00:12:16.880 | And that preference for other things, especially our own exaltation and our own authority,
00:12:26.000 | is the power that takes hold of the commandment, say, the commandment not to covet.
00:12:30.960 | And I think there's a good reason why Paul chose that commandment to illustrate the point.

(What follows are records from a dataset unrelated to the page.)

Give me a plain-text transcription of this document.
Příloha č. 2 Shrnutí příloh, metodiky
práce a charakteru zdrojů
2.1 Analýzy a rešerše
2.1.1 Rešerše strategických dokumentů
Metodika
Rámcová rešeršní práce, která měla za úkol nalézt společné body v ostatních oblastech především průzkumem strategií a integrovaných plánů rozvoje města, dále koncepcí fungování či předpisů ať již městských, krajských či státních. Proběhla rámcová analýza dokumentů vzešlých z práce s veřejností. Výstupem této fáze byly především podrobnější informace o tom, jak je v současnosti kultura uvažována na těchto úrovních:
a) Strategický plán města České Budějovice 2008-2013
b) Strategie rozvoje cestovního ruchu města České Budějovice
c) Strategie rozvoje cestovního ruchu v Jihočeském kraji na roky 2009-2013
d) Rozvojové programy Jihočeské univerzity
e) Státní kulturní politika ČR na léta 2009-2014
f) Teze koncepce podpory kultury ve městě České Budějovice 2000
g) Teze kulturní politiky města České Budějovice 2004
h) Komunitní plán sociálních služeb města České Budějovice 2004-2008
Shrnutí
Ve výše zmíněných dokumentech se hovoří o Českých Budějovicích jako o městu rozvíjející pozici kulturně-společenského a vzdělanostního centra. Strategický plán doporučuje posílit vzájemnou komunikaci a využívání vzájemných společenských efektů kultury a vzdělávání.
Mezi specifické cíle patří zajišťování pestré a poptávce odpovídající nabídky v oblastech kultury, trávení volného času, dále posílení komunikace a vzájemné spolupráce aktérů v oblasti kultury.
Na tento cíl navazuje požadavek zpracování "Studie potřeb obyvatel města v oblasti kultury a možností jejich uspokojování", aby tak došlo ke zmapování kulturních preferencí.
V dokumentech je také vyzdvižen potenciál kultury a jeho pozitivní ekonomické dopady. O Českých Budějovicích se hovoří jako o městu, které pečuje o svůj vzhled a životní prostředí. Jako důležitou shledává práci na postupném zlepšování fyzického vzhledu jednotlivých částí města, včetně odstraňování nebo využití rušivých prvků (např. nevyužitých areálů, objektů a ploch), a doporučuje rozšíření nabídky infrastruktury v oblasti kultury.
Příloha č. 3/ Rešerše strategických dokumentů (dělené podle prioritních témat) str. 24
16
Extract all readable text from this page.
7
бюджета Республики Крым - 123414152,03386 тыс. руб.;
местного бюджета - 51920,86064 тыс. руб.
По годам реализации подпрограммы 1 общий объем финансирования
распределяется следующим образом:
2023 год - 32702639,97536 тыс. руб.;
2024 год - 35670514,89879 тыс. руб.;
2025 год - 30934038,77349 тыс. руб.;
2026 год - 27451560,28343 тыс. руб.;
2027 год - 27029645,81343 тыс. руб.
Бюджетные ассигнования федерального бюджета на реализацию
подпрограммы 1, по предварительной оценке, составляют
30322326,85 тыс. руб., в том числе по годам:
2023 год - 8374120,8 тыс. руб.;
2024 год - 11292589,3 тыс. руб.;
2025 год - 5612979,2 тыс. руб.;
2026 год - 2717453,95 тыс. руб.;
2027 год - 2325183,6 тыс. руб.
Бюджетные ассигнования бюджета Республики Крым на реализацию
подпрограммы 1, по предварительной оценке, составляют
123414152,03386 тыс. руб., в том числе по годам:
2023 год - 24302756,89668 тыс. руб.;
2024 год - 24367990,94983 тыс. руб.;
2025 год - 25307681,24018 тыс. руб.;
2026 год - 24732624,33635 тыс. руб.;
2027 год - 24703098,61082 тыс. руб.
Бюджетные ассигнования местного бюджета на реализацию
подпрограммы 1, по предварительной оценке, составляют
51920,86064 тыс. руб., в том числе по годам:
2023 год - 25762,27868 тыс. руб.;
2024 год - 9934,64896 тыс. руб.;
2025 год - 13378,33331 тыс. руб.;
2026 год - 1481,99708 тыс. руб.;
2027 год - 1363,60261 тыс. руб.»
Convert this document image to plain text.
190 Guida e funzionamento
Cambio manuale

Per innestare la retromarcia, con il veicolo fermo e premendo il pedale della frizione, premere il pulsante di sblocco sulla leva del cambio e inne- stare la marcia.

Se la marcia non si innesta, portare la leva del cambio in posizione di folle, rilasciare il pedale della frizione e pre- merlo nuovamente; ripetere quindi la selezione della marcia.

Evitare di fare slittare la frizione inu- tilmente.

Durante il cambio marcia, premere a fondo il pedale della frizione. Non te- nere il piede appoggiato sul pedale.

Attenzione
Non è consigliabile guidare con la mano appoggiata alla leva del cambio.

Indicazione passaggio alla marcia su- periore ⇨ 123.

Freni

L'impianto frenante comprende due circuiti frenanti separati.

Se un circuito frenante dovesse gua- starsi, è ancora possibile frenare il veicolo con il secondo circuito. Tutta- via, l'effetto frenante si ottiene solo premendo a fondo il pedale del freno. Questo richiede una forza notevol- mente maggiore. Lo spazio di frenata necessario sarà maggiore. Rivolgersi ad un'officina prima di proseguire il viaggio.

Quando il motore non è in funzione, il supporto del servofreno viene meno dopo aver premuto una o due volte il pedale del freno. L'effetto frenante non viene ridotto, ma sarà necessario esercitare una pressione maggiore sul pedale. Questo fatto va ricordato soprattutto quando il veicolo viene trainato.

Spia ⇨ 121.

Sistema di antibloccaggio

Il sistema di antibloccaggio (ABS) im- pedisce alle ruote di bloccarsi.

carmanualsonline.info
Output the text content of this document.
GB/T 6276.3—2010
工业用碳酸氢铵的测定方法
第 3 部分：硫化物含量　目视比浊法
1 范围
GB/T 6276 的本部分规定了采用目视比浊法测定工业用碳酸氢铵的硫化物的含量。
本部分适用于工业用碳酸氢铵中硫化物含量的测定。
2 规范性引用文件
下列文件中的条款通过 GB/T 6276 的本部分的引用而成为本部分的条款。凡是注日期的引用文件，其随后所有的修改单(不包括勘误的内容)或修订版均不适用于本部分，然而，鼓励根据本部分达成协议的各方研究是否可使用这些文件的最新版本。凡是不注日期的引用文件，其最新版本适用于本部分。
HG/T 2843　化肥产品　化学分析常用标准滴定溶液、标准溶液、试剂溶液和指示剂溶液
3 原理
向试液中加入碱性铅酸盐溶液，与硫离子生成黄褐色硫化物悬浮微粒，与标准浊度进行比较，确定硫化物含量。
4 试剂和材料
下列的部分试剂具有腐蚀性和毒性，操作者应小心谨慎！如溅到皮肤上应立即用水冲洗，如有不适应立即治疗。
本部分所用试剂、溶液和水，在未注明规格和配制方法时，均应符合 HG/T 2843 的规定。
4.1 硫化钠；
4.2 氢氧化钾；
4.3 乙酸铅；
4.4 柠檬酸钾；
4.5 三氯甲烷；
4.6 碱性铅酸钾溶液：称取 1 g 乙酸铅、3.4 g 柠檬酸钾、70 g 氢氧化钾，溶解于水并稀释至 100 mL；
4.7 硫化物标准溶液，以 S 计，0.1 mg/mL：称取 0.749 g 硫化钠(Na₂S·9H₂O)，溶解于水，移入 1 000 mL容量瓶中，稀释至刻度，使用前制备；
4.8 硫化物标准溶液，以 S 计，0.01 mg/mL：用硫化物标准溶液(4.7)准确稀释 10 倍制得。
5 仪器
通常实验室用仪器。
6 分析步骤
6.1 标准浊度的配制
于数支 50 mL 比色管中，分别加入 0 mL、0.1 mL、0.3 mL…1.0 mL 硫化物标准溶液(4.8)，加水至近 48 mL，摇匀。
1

00:12:35.700 | It takes hold of the commandment not to covet and necessarily produces all kinds of covetousness
00:12:43.560 | through that very commandment, because the command not to covet is the very command not
00:12:52.340 | to desire anything in a way that shows we are not satisfied in the supreme value and
00:12:59.660 | beauty of God.
00:13:01.940 | So the law itself can be an aroma that stinks and kills, and it can be an aroma that is
00:13:13.500 | sweet and precious.
00:13:16.720 | The psalmists in their best moments said, "I love your law.
00:13:20.540 | It's a delight to me."
00:13:22.900 | The difference is whether we have trusted Christ, turned to Christ, who's called the
00:13:29.860 | goal of the law in Romans 10, 4, and have received forgiveness for our sins, have been
00:13:37.660 | born again, so that now we don't use the law in our sin, preferring other things to God.
00:13:46.900 | We don't use the law as a way of exalting ourselves through moral performance in the
00:13:53.700 | hope that we might get ourselves right with God by our own bootstraps and thus present
00:13:59.980 | ourselves in some acceptable way that preserves our own ego and our own self-exaltation.
00:14:04.660 | No, no, no.
00:14:07.060 | In Christ, we are already, through the blood of Christ, already right with God.
00:14:15.240 | Our old, proud, arrogant, self-sufficient selves are crucified.
00:14:21.420 | We no longer exchange the glory of God for the glory of self-exaltation.
00:14:25.380 | Instead, now, we treasure the glory of God, and his law then becomes a pleasing reflection
00:14:37.540 | of his character and his will, which we delight in.
00:14:42.460 | And maybe the way to draw it all to a close would be to use Romans 7, 6.
00:14:49.060 | Now we are released from the law, having died to that which held us captive so that we serve
00:14:59.340 | in the newness of the Spirit and not in the oldness of the written code.